The Joss: A Reversion (1901)

Richard-Marsh-Portrait

Best known for The Beetle (1897), Richard Marsh was a hugely prolific fin de siècle writer whose output includes several highly entertaining works characteristic of the late-Victorian mode of the Gothic. This novel, first published in 1901, begins with a haunted house and ends with a truly bizarre story of an Englishman’s transformation or, as the subtitle has it, his ‘reversion’. The nature of this horror is revealed gradually through multiple narrators, initially focussing on Mary Blyth, whose unfair dismissal from her job as a draper’s assistant turns out to be one of the least terrible events in what transpires to be the most horrific week of her life!
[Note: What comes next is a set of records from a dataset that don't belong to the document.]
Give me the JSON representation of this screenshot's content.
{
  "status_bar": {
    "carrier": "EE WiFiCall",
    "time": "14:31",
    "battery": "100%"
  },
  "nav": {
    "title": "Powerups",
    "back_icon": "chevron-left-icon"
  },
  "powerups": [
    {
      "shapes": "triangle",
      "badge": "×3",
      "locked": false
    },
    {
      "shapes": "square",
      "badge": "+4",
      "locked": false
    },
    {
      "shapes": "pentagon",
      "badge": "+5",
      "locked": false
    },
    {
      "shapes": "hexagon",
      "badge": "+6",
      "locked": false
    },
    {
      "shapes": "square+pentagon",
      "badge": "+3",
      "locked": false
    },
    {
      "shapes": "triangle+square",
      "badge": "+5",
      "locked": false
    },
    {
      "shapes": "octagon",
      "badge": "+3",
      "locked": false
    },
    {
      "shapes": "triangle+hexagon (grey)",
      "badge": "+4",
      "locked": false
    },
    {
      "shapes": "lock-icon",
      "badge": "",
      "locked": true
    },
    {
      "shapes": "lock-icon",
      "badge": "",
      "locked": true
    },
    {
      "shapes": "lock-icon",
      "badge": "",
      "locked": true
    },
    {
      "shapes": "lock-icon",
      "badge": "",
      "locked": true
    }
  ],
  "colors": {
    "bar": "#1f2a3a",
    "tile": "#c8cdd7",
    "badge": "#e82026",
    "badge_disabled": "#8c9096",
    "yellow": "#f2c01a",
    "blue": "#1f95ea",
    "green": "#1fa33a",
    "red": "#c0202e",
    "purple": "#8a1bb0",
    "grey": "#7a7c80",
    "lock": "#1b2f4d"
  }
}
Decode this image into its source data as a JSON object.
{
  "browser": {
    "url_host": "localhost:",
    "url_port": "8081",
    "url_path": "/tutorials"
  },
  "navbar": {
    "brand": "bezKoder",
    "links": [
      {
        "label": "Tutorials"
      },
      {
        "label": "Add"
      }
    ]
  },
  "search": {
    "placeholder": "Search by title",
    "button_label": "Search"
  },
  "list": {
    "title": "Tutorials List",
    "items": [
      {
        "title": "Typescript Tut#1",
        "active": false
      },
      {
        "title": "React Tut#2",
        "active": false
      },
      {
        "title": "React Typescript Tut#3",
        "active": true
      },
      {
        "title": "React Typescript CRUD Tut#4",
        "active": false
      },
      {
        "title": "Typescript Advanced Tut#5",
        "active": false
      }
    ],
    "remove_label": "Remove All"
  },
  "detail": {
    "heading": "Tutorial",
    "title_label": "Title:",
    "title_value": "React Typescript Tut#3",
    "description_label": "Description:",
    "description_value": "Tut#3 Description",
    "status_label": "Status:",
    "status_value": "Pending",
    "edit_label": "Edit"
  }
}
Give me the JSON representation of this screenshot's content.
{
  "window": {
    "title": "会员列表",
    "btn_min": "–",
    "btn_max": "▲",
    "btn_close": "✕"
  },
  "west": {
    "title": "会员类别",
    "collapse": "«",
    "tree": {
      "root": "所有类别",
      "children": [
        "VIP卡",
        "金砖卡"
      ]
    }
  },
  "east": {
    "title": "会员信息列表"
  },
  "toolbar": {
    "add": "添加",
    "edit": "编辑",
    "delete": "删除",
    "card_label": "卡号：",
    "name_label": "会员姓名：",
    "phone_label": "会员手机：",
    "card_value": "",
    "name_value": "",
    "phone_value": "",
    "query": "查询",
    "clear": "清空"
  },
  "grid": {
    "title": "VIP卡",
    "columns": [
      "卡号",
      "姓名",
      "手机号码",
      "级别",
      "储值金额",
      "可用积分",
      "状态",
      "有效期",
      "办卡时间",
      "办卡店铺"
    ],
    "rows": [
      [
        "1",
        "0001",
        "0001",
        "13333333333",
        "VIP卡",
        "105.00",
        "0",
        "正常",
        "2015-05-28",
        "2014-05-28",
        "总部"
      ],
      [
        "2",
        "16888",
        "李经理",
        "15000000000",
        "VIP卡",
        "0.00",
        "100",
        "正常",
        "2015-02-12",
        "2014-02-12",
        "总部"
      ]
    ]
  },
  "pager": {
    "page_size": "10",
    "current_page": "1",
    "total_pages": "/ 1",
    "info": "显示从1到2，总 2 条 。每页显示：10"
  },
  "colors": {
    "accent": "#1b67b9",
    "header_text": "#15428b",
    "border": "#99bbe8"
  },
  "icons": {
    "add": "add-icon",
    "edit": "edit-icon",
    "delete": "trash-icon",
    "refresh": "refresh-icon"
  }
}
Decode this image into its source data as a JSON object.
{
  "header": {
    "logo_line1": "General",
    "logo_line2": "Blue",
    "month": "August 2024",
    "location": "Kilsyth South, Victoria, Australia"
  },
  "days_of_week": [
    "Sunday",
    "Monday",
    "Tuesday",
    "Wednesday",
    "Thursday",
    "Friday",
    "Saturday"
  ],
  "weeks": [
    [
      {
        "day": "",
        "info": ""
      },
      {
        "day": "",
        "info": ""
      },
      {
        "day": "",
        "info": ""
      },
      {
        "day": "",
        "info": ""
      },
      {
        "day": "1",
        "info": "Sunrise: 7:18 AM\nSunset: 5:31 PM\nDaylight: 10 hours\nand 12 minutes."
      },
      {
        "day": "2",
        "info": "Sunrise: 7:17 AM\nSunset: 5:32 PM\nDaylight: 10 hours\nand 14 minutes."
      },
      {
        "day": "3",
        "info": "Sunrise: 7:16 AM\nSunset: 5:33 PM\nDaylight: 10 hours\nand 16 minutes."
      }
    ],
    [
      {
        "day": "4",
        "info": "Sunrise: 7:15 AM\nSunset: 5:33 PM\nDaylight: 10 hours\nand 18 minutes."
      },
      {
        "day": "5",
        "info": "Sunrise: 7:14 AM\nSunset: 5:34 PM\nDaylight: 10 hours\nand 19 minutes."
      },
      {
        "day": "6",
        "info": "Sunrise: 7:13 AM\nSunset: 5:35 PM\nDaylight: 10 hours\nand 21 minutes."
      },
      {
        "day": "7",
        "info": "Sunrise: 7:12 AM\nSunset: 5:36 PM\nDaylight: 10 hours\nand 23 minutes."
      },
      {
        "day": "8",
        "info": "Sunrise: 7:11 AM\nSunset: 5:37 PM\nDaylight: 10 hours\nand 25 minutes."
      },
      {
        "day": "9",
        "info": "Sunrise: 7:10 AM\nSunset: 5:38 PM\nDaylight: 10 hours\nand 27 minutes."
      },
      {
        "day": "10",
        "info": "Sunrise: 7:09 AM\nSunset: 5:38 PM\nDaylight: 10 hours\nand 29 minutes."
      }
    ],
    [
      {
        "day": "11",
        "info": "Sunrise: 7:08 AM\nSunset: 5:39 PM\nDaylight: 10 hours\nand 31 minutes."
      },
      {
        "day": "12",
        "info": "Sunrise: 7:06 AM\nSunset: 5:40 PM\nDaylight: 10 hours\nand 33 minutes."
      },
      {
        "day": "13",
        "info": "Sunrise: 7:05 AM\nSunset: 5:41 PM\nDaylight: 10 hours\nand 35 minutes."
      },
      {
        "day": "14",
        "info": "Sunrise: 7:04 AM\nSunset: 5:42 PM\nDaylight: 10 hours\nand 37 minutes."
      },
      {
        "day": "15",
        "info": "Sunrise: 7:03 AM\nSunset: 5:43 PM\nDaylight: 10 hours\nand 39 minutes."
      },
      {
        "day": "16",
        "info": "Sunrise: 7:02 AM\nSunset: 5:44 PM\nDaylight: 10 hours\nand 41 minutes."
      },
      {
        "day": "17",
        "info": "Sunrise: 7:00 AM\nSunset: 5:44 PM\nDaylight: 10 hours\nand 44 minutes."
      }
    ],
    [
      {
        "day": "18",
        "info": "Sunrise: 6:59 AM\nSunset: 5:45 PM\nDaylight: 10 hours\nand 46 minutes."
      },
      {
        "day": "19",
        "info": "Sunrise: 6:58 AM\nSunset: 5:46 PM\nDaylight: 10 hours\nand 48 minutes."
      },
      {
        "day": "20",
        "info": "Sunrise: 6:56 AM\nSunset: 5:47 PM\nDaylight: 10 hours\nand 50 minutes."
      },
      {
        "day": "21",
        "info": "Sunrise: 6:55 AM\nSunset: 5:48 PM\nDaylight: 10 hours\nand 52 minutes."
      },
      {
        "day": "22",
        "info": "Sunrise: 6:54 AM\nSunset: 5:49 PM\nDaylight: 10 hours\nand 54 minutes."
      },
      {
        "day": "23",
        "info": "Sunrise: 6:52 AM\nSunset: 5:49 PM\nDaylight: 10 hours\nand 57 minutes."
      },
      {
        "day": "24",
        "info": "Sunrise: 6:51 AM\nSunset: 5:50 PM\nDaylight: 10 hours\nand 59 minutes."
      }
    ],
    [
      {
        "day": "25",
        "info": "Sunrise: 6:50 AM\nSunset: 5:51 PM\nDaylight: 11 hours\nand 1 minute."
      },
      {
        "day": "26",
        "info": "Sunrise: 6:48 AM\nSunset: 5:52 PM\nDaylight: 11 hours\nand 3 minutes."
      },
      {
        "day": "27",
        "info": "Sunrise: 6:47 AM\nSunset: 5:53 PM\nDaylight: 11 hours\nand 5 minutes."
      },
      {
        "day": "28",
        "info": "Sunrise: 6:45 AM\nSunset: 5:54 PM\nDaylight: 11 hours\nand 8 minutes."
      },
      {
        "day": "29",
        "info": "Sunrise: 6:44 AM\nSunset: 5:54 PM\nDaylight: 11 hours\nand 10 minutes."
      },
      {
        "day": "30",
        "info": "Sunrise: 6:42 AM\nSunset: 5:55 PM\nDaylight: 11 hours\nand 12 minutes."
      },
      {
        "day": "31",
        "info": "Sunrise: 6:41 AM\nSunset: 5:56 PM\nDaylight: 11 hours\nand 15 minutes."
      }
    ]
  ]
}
The novel deals in typical fashion with characteristic late-Victorian fears about racial degeneration and contamination by a foreign other. The setting too is highly characteristic, depicting London as a labyrinthine metropolis at the heart of Empire, in which mystery lurks behind the façade of every building and down every dark alley – the London of Bram Stoker, Arthur Machen, Conan Doyle and Stevenson – and is a must-read for any fans of the period’s Gothic tales.

The Joss: A Reversion [Kindle]

The Joss: A Reversion [Epub]

The Joss: A Reversion [PDF]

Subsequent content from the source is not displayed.